We can’t afford to lose this valuable ecosystem. As we strive to accelerate climate action to halt global warming, there is great urgency to protect our remaining reefs. How to do this is the subject of a new report by the United Nations Environment Programme (UNEP) and the International Coral Reef Initiative (ICRI), which concludes that well-planned, well-funded and long-term coral reef restoration can be a useful tool to support coral reef resilience.
The report entitled, Coral reef restoration as a strategy to improve ecosystem services, aims to assist practitioners, managers, and decision-makers to consider whether and how to use coral reef restoration as a strategy to protect coral reefs locally, regionally and globally.

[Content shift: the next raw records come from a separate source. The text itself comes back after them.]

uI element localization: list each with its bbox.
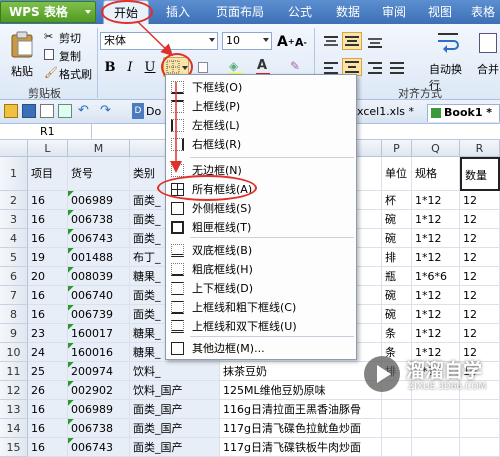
row-header[interactable]: 15 bbox=[0, 438, 28, 457]
cell-m[interactable]: 006743 bbox=[68, 438, 130, 457]
cell-q[interactable] bbox=[412, 419, 460, 438]
cell-r[interactable] bbox=[460, 419, 500, 438]
cell-p[interactable] bbox=[382, 438, 412, 457]
cell-n[interactable]: 面类_国产 bbox=[130, 419, 220, 438]
watermark-url: ZIXUE.3D66.COM bbox=[408, 382, 487, 392]
row-header[interactable]: 14 bbox=[0, 419, 28, 438]
cell-r[interactable] bbox=[460, 438, 500, 457]
cell-o[interactable]: 117g日清飞碟色拉鱿鱼炒面 bbox=[220, 419, 382, 438]
watermark: 溜溜自学 ZIXUE.3D66.COM bbox=[362, 350, 500, 406]
cell-m[interactable]: 006738 bbox=[68, 419, 130, 438]
play-logo-icon bbox=[364, 356, 400, 392]
cell-l[interactable]: 16 bbox=[28, 438, 68, 457]
watermark-title: 溜溜自学 bbox=[406, 360, 483, 382]
cell-l[interactable]: 16 bbox=[28, 419, 68, 438]
cell-q[interactable] bbox=[412, 438, 460, 457]
cell-p[interactable] bbox=[382, 419, 412, 438]
cell-o[interactable]: 117g日清飞碟铁板牛肉炒面 bbox=[220, 438, 382, 457]
cell-n[interactable]: 面类_国产 bbox=[130, 438, 220, 457]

The report suggests coral reef restoration strategies follow four critical principles: 1) planning and assessing around specific goals and objectives, 2) identifying adaptive strategies to mitigate risks, 3) engaging local stakeholders and communities in all stages of the restoration efforts, and 4) developing long-term monitoring plans to allow for adaptive management and to improve the understanding of restoration effectiveness for specific goals.